Ah, Spartacus. That ballet of the long, swishy cloak; the short, short tunic; and the bulging bare thigh muscle. Where jumps are big, men are manly, and the rich oppress the poor to the sound of war drums. It has for many decades been an iconic Bolshoi blockbuster, and was one of two offerings the company brought to Brisbane in this year’s QPAC International Series (the other was George Balanchine’s Jewels). Compared to Jewels, Spartacus was a revelation.
Long before Russell Crowe pocketed an Oscar for Gladiator, the composer Aram Khachaturian was scooping up the 1954 Lenin Prize for his magnificent ballet score Spartacus, the story of the gladiator who led a doomed slave uprising against the Romans. The ballet has been through a few incarnations since, but the most famous is Yuri Grigorovich’s, choreographed in 1968 in an era when the Soviet Union took a keen interest in ballet and used the Bolshoi as a bulwark of Soviet identity.
It is for this reason the Bolshoi in Spartacus is so fascinating, even now. Grigorovich, a Soviet government favourite, ruled the Bolshoi as artistic director for three decades. His ballets were an extension of the era’s dominant sociopolitical message (a good example is his controversially altered Swan Lake ending, where the lovers survive), and Spartacus is no exception. The story is plotted into neat dualities. Our hero is the noble slave Spartacus, rescuing his devoted, virtuous wife Phrygia from the slave markets. He is pitted against the Roman commander Crassus, filthily rich and morally bankrupt, with his scheming courtesan Aegina draped over one bicep. Spartacus recruits hardworking shepherds to fight for freedom; Crassus, meanwhile, is hosting a blood-soaked orgy in his glittering palace. Duels are man-on-man dagger-and-fist spectacles backed by a cast of thousands: marching Roman infantrymen, poised maidservants, and languishing slaves. Boom go the drums. Bang goes Spartacus’ leap from the wings. Slaves – throw off your chains!
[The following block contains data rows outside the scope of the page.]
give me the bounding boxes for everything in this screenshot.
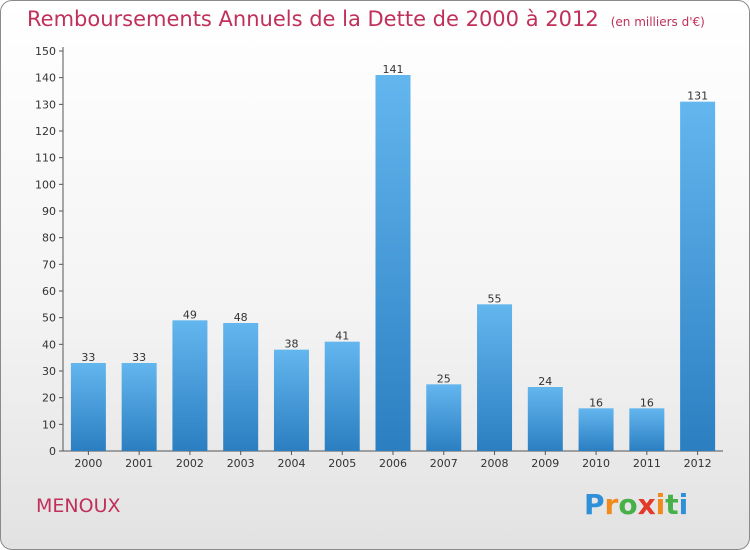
logo-letter: o [618,488,638,521]
y-tick-label: 40 [42,338,56,351]
bar [121,363,157,451]
x-tick-label: 2008 [481,457,509,470]
chart-title-main: Remboursements Annuels de la Dette de 20… [27,7,599,31]
x-tick-label: 2010 [582,457,610,470]
bar [70,363,106,451]
y-tick-label: 30 [42,365,56,378]
bar [629,408,665,451]
y-tick-label: 120 [35,125,56,138]
chart-title: Remboursements Annuels de la Dette de 20… [27,7,705,31]
x-tick-label: 2003 [227,457,255,470]
chart-axes: 0 10 20 30 40 50 60 70 80 90 100 110 120 130 140 150 [35,45,723,458]
bar [477,304,513,451]
bar [375,75,411,451]
x-tick-label: 2007 [430,457,458,470]
chart-labels: 2000 33 2001 33 2002 49 2003 48 2004 38 2005 41 2006… [74,63,711,470]
data-label: 55 [488,292,502,305]
y-tick-label: 0 [49,445,56,458]
y-tick-label: 60 [42,285,56,298]
logo-letter: t [665,488,679,521]
bar [223,323,259,451]
x-tick-label: 2009 [531,457,559,470]
y-tick-label: 100 [35,178,56,191]
y-tick-label: 140 [35,72,56,85]
x-tick-label: 2004 [277,457,305,470]
y-tick-label: 50 [42,312,56,325]
commune-name: MENOUX [36,495,121,517]
bar [273,349,309,451]
x-tick-label: 2011 [633,457,661,470]
x-tick-label: 2006 [379,457,407,470]
proxiti-logo: Proxiti [584,488,688,521]
x-tick-label: 2012 [684,457,712,470]
y-tick-label: 110 [35,152,56,165]
data-label: 48 [234,311,248,324]
logo-letter: r [604,488,619,521]
x-tick-label: 2005 [328,457,356,470]
data-label: 38 [284,338,298,351]
data-label: 25 [437,372,451,385]
data-label: 33 [81,351,95,364]
data-label: 24 [538,375,552,388]
data-label: 16 [640,396,654,409]
y-tick-label: 10 [42,418,56,431]
chart-bars [70,75,716,452]
chart-title-unit: (en milliers d'€) [610,15,705,29]
bar [680,101,716,452]
data-label: 49 [183,308,197,321]
y-tick-label: 20 [42,392,56,405]
logo-letter: x [637,488,656,521]
y-tick-label: 80 [42,232,56,245]
y-tick-label: 70 [42,258,56,271]
y-tick-label: 130 [35,98,56,111]
data-label: 41 [335,330,349,343]
y-tick-label: 150 [35,45,56,58]
x-tick-label: 2000 [74,457,102,470]
bar [527,387,563,451]
logo-letter: i [655,488,666,521]
bar [172,320,208,451]
data-label: 141 [383,63,404,76]
x-tick-label: 2002 [176,457,204,470]
data-label: 131 [687,90,708,103]
data-label: 33 [132,351,146,364]
bar [324,341,360,451]
bar [426,384,462,451]
bar [578,408,614,451]
logo-letter: i [678,488,689,521]
data-label: 16 [589,396,603,409]
x-tick-label: 2001 [125,457,153,470]
logo-letter: P [584,488,605,521]
y-tick-label: 90 [42,205,56,218]
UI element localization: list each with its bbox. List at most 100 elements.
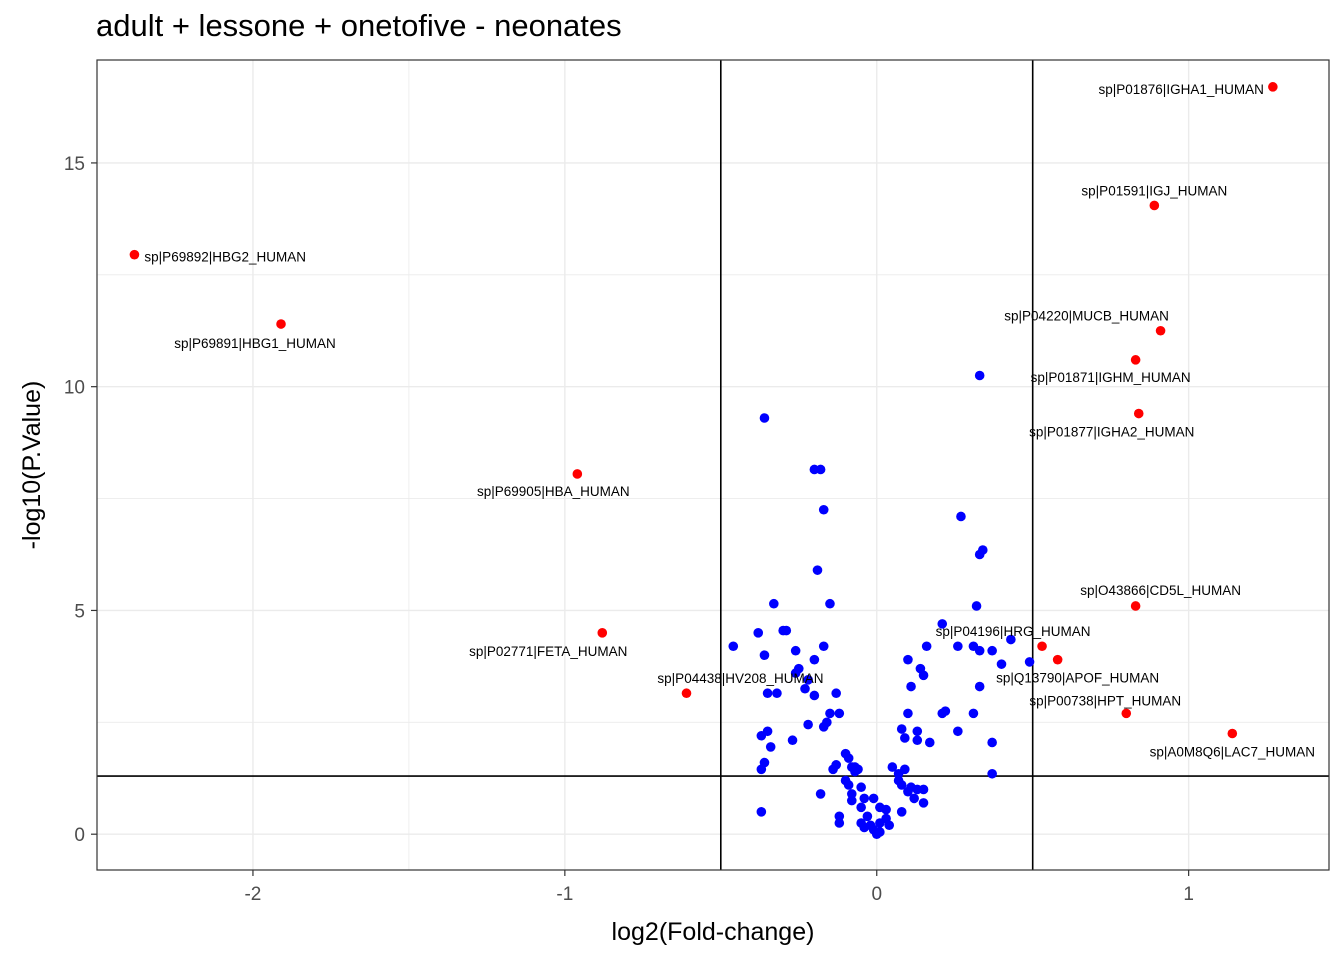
point [846,795,857,806]
y-axis-title: -log10(P.Value) [18,381,46,550]
x-tick-label: 0 [871,884,882,905]
point-label: sp|P04438|HV208_HUMAN [657,671,823,686]
point [912,726,923,737]
point [974,681,985,692]
point [875,818,885,828]
point [912,735,923,746]
significant-point [276,319,286,329]
point [918,670,929,681]
significant-point [1227,728,1238,739]
significant-point [1130,355,1141,365]
point [884,820,895,831]
point [831,688,841,699]
chart-title: adult + lessone + onetofive - neonates [96,8,622,43]
point [987,768,997,779]
point [968,708,979,719]
point [846,789,857,799]
point [918,784,929,795]
point [906,681,916,692]
point [765,742,776,752]
point [828,764,838,775]
point [909,793,919,804]
point [753,628,764,638]
point [903,786,913,797]
point [903,654,913,665]
point-label: sp|P04220|MUCB_HUMAN [1004,309,1169,324]
point [759,650,770,660]
point [896,724,907,734]
point [987,737,997,748]
point [803,675,813,685]
significant-point [1268,82,1278,92]
point [903,708,913,719]
point [859,822,870,833]
point [956,511,966,522]
point [893,768,904,779]
point-label: sp|P00738|HPT_HUMAN [1029,693,1181,708]
point-label: sp|O43866|CD5L_HUMAN [1080,583,1241,598]
y-tick-label: 5 [74,601,85,622]
point [803,719,813,730]
point [778,625,788,636]
point-label: sp|P69891|HBG1_HUMAN [174,336,336,351]
point-label: sp|Q13790|APOF_HUMAN [996,671,1159,686]
point [825,598,835,609]
point [818,504,829,515]
significant-point [129,249,140,260]
point [974,645,985,656]
significant-point [572,469,583,479]
point [1024,657,1035,667]
data-points [129,82,1278,839]
point [790,645,801,656]
point [1006,634,1016,645]
significant-point [1037,641,1047,652]
point [787,735,798,746]
point [940,706,951,716]
point [881,804,891,815]
point [896,807,907,817]
point [918,798,929,808]
point [790,668,801,678]
significant-point [1121,708,1132,719]
point [769,598,779,609]
point [815,789,826,799]
point [756,807,767,817]
point [853,764,863,775]
point [756,730,767,741]
point [834,818,845,828]
y-tick-label: 10 [64,378,85,399]
point [953,726,963,737]
point [772,688,782,699]
point [809,654,820,665]
point [871,829,882,839]
point [809,690,820,701]
significant-point [1130,601,1141,611]
point [974,549,985,560]
panel-border [96,59,1330,871]
point [856,782,866,793]
point-label: sp|P69892|HBG2_HUMAN [144,250,306,265]
point [834,708,845,719]
point [971,601,982,611]
significant-point [597,628,608,638]
point-label: sp|P01876|IGHA1_HUMAN [1099,82,1264,97]
significant-point [681,688,692,699]
significant-point [1133,408,1144,419]
x-tick-label: -2 [244,884,261,905]
grid-lines [96,60,1329,870]
point [987,645,997,656]
point-label: sp|P01591|IGJ_HUMAN [1081,183,1227,198]
x-tick-label: 1 [1183,884,1194,905]
point [834,811,845,822]
point [812,565,823,575]
point-label: sp|P01877|IGHA2_HUMAN [1029,425,1194,440]
point [818,641,829,652]
significant-point [1149,200,1160,211]
point [759,413,770,423]
point [996,659,1007,669]
point [856,802,866,813]
point [815,464,826,475]
point [937,619,948,629]
point [818,721,829,732]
The moves are big, bold, and explosive. The story is heroic, blockbuster drama. Exactly the kind of ballet the Bolshoi is famous for, and why Spartacus has so long been central to Bolshoi identity. And then there are the jumps. Russian dance tradition is famous for the force, power, and energy of its men. It gave the world Rudolf Nureyev and Mikhail Baryshnikov and was, for most of the 20th century, the gold standard in male dancing. Spartacus provides some of the hardest and most thrilling male roles in the classical repertory, so seeing it performed by the Bolshoi is a lesson not just in male dancing but Russian male dancing. “Holy snapping narwhals,” breathed my ‘bloke’s bloke’ non-dancer guest over his plastic beer cup. “It’s not like watching dancers in dress-up as soldiers. It’s like watching real soldiers dancing! Oh, sorry love,” he added to the lady in furs harrumphing next to him. If she hadn’t been so affronted she would have realised a valuable point had been raised. Spartacus is not just about what male soloists can achieve (often the typical focus in other companies), but the thrilling accessibility of an entire male corps schooled in a tradition where male dancing is about unashamedly masculine virility and power. It is an impact rarely replicated in companies outside the Russian school, as technically on-par, or superior, as their male dancers might otherwise be.